For now, the D.C. Circuit’s stay of Judge Friedrich’s ruling still stands, and Kavanaugh’s concurrence did not overturn it, whether or not it signaled a shot across the bow.
“These intervening decisions call into question the D.C. Circuit’s conclusion that the CDC is likely to succeed on the merits,” Friedrich wrote. “For that reason, absent the D.C. Circuit’s judgment, this Court would vacate the stay. But the Court’s hands are tied. The Supreme Court did not issue a controlling opinion in this case, and circuit precedent provides that the votes of dissenting Justices may not be combined with that of a concurring Justice to create binding law.”
During Monday’s hearing, Friedrich also had sharp questions for Department of Justice attorney Brian Netter, asking him whether the administration was engaging in “gamesmanship.”
Netter argued that there were sound public health reasons for the reversal.
“We are here today because of the delta variant, because cases increased seven-fold,” Netter said.
“We’re in a new chapter of this pandemic,” he added later.
“C’mon CDC — Have a Heart”
For the realtors and landlords, the public health justifications amounted to after-the-fact justifications for the politics.
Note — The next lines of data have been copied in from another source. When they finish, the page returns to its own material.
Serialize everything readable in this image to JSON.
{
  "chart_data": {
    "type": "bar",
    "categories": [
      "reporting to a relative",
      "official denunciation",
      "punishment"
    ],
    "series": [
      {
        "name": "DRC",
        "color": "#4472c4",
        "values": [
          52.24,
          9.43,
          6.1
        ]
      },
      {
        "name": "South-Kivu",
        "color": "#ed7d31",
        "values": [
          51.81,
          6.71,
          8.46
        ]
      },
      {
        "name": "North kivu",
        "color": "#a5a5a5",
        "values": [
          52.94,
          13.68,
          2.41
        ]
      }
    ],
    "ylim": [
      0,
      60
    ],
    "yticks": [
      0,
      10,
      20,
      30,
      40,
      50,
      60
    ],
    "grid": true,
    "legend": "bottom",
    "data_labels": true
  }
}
Speaking about her own struggles with eviction prior to attaining public office, Rep. Cori Bush (D-Mo.) spent three days and nights in front of the U.S. Capitol before the CDC extended the moratorium. She and her husband lived in a Ford Explorer with their two young children some two decades before she became a congresswoman. The pressure she helped build has been credited, at least in part, with the administration’s actions.
Though the most dramatic example, Rep. Bush was hardly the only lawmaker urging an extension of the CDC’s moratorium. Rep. Maxine Waters (D-Calif.) appeared to dare the agency to take action.
“Who is going to stop them? Who is going to penalize them?” Waters asked in an Aug. 2nd tweet, cited by the realtors. “There is no official ruling saying that they cannot extend this moratorium. C’mon CDC – have a heart! Just do it!”
The Washington Post’s editorial board agreed that renters need relief, but the paper opined that the eviction moratorium was “almost certainly illegal.”
“If the Trump administration had ignored a direct warning from the Supreme Court, Democrats would rightfully line up to condemn the president,” the editorial read. “Mr. Biden does not get a pass on the rule of law because his heart is in the right place.”
The realtor sounded a similar note of indignation.
“The court should not tolerate the government getting away with this,” Shumate said.
Characterizing the ruling as “technical” and “procedural,” counsel for the realtors said this team plans to “return in short order to the D.C. Circuit Court and then again to the Supreme Court if necessary.”
“We are confident in our position that this unlawful eviction ban will soon come to an end,” he added. “Federal and state governments should be focusing all energy on the swift distribution of nearly $50 billion in rental assistance available for struggling tenants.”
Update—Aug. 13 at 2:48 p.m. Eastern Time: This story has been updated to include the White House’s statement.
Update—Aug. 13 at 5:57 p.m.: A second update has been added to included the realtors’ counsel’s statement.